Saturday, March 08, 2008

And this is where we end

I guess I've always wanted to drop everything I've known, start again and go as far as my feet would take me without looking back. And yet it bears pointing out, after two months of grit and guts, and a guy breathing down your neck, a group who's probably not a group at all, and a professor who doesn't really know what he wants, that I've gone from a ticking time bomb, to a huge mushroom cloud, a crater and a bang. I've found resolve takes you only so much, for when your patience has been defused, you fall back to sheer, animalistic, unadulterated rage.

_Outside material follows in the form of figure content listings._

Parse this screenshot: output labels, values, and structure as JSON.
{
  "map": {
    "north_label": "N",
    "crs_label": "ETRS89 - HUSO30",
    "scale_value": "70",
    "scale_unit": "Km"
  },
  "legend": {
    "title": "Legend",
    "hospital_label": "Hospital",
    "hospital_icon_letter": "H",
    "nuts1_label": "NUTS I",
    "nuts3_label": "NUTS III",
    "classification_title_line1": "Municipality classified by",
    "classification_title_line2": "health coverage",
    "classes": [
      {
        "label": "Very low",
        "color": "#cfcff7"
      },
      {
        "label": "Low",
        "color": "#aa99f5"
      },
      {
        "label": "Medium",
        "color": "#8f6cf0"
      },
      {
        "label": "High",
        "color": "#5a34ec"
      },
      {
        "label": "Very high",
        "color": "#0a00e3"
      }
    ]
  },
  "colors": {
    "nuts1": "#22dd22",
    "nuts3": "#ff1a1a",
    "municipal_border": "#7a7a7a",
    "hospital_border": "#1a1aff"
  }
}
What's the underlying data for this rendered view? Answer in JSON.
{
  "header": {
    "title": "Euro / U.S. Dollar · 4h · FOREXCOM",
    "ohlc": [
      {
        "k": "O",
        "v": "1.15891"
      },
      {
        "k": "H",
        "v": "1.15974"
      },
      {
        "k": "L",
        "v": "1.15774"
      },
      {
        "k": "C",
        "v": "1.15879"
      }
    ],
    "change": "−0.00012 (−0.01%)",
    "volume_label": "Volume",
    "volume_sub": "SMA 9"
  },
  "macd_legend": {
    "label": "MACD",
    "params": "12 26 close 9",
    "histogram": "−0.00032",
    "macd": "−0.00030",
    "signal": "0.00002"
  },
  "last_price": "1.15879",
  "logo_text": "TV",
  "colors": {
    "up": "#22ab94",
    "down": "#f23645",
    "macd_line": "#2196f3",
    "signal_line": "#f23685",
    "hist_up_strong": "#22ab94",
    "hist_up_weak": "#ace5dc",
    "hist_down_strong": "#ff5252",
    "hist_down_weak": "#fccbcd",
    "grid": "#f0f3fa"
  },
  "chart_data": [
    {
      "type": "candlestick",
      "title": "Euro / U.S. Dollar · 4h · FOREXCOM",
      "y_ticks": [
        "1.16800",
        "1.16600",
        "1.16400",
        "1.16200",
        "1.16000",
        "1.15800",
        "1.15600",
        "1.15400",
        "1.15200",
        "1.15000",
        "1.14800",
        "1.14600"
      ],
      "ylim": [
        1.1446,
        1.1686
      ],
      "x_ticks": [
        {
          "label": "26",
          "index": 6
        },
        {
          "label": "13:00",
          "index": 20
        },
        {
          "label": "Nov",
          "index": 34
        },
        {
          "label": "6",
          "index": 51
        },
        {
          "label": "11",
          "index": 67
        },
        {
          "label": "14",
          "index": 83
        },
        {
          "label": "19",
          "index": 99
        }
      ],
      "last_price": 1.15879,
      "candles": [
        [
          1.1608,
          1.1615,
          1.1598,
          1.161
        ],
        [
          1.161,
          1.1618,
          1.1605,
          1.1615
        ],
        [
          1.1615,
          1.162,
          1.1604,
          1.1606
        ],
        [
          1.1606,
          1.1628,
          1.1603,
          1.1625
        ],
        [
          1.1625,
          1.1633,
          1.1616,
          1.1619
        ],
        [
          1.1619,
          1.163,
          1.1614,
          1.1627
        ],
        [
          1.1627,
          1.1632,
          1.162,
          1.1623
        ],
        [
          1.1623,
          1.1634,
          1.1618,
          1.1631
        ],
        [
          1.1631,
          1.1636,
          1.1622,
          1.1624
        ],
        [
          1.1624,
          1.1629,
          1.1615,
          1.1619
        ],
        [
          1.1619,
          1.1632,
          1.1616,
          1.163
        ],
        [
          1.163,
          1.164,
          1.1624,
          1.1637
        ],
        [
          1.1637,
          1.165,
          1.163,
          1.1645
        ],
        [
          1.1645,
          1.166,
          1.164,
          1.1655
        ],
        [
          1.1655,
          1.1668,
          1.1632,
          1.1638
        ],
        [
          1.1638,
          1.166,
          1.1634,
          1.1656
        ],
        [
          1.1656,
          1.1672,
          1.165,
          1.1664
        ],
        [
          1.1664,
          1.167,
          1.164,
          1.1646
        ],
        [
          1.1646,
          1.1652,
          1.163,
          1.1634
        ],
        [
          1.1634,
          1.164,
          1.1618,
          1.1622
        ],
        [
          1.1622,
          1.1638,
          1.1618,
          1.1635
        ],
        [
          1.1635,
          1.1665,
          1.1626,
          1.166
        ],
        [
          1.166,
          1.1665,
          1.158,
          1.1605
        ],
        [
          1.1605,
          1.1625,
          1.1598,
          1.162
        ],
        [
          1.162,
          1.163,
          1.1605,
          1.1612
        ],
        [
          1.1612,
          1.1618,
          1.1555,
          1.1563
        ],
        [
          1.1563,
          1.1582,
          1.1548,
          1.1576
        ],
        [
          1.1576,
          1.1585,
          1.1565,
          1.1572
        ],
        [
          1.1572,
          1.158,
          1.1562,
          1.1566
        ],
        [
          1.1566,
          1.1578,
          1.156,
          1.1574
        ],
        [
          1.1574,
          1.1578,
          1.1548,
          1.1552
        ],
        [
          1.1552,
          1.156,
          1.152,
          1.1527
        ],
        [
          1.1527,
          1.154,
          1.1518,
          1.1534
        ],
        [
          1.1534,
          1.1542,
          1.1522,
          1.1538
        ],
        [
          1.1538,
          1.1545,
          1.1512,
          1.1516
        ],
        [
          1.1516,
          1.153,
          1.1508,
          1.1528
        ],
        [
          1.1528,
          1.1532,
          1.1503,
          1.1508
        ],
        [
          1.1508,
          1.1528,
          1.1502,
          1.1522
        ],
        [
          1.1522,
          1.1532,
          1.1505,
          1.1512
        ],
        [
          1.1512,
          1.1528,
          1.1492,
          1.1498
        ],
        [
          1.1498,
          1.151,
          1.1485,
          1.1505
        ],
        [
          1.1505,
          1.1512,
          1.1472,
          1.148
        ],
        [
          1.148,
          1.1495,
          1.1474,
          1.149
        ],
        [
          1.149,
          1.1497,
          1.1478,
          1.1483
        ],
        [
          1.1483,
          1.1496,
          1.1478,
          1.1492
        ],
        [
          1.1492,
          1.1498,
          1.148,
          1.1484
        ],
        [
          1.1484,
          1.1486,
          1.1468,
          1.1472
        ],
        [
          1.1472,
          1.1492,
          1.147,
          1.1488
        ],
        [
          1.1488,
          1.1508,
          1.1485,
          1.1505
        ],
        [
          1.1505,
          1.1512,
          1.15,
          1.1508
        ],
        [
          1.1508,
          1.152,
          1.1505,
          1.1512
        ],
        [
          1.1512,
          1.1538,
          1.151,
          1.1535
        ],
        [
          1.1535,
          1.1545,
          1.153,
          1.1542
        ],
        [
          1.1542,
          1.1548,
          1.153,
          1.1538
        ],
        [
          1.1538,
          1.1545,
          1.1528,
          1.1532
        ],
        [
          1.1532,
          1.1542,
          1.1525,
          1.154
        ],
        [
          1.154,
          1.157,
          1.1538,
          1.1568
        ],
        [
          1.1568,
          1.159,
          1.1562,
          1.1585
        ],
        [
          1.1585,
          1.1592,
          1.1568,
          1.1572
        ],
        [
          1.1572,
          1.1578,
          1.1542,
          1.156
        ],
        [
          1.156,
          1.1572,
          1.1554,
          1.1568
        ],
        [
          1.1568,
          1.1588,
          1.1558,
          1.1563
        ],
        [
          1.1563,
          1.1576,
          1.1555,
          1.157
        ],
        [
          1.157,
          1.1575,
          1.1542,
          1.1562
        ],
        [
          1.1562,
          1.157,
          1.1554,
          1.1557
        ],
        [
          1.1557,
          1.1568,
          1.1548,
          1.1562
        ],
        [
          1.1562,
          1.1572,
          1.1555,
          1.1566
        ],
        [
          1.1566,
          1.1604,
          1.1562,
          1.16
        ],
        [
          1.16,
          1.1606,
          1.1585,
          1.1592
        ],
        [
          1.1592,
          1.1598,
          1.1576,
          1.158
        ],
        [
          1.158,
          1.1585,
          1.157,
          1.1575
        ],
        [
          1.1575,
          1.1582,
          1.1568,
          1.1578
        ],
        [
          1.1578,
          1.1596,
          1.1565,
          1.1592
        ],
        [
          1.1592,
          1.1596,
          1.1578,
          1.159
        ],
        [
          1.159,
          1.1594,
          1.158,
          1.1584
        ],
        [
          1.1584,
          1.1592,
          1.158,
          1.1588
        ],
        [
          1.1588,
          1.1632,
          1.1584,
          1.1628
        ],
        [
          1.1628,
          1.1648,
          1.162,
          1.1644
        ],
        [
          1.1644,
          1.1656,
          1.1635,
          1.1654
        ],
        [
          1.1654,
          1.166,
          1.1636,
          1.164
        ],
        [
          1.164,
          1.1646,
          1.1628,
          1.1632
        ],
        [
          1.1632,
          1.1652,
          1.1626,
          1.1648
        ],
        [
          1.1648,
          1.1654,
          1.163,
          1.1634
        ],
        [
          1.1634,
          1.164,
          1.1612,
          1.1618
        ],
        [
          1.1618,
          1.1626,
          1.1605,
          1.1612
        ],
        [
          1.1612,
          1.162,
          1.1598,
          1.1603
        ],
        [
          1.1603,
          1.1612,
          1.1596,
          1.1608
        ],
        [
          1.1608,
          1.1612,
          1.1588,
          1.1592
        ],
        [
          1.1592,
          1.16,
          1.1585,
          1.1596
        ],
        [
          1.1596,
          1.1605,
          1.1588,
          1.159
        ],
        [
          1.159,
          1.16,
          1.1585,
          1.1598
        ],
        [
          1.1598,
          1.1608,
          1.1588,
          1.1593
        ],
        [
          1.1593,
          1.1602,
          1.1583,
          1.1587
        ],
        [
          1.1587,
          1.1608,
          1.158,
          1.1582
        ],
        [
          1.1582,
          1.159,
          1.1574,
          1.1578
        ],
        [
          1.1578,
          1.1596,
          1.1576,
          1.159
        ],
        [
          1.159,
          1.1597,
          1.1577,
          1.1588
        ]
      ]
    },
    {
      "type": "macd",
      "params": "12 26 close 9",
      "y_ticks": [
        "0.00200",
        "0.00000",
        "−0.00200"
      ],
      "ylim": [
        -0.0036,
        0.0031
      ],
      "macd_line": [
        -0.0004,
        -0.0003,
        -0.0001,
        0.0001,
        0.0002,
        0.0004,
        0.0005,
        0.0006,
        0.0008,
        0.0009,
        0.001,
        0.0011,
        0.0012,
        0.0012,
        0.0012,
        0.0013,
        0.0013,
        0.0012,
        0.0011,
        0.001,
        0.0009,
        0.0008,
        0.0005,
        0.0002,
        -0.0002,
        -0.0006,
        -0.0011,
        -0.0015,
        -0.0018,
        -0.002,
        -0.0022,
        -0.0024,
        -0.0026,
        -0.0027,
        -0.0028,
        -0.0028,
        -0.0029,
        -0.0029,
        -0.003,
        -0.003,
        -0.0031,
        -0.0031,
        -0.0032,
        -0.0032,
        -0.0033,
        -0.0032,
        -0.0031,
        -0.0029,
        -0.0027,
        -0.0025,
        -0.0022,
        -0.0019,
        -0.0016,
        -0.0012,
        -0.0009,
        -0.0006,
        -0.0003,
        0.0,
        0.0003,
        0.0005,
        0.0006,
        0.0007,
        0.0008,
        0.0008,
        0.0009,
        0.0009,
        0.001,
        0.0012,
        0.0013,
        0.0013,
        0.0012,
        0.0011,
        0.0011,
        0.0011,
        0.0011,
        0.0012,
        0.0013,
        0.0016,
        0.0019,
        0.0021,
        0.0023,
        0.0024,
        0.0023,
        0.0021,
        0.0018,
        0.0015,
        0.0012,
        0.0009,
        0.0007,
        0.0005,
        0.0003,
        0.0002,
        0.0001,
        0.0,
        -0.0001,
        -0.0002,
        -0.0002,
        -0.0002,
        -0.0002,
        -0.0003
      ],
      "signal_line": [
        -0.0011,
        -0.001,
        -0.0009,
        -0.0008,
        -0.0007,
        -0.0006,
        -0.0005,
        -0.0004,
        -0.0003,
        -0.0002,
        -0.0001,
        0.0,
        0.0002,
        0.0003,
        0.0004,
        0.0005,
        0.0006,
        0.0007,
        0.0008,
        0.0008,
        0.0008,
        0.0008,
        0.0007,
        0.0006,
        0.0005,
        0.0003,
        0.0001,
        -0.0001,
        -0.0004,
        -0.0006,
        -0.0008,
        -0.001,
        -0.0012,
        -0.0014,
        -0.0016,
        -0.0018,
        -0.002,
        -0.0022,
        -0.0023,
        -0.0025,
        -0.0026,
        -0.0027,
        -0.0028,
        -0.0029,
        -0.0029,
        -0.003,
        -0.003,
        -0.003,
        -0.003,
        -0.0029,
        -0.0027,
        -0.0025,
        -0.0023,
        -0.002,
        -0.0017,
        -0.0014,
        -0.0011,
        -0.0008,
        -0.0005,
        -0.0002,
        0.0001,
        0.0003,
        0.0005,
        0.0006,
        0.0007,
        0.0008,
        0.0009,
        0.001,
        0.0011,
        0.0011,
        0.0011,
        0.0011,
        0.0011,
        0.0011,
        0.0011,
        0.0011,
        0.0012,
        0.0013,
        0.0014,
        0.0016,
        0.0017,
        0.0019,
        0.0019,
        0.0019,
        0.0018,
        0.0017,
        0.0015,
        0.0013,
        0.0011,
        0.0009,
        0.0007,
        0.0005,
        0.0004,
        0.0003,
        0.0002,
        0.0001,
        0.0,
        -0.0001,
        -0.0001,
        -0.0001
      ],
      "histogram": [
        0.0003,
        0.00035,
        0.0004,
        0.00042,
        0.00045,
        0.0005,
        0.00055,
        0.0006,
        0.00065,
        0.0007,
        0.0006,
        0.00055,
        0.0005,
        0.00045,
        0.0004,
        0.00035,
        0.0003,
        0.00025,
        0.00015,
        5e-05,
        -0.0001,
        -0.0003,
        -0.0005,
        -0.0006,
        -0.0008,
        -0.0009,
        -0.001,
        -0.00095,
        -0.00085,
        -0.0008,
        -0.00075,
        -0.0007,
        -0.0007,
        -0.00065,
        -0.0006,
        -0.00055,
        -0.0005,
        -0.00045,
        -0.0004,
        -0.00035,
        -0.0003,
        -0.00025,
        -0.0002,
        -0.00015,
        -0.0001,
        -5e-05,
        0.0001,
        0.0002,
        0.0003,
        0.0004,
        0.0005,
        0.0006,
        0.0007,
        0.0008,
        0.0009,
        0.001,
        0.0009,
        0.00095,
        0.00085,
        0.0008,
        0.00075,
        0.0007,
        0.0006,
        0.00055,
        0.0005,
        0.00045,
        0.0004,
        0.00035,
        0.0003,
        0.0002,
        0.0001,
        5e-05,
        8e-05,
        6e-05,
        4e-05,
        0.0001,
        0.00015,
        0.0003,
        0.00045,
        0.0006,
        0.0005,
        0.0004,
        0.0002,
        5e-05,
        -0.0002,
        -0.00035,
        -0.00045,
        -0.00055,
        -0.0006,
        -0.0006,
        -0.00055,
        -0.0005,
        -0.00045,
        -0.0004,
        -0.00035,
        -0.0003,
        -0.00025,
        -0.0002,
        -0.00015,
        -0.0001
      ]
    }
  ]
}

These are times when there's probably a better, more rational solution to the problem, but instincts keep you from being rational at all. How could you? When you've just taken a shot for everyone, cut classes to do the project, revised your end of the deal for the fifth time with a bum who just can't shut the hell up, said bum not keeping his end of the bargain himself, another fag on pot who does not understand the word "WORK", three other members not even bothering to help, the list goes on and on and on.

Spending the night in someone else's home, hiding behind the veil of "finishing the documentation" or what-not, probably only to play DS, or PSP, or both. It is absolutely abhorrable. They do not even have a shred of work ethics to talk about.

I AM seething; I probably should have dropped the group when I had the chance, but I guess we've crossed out more people from potential thesismates. I have lost all hope in humanity.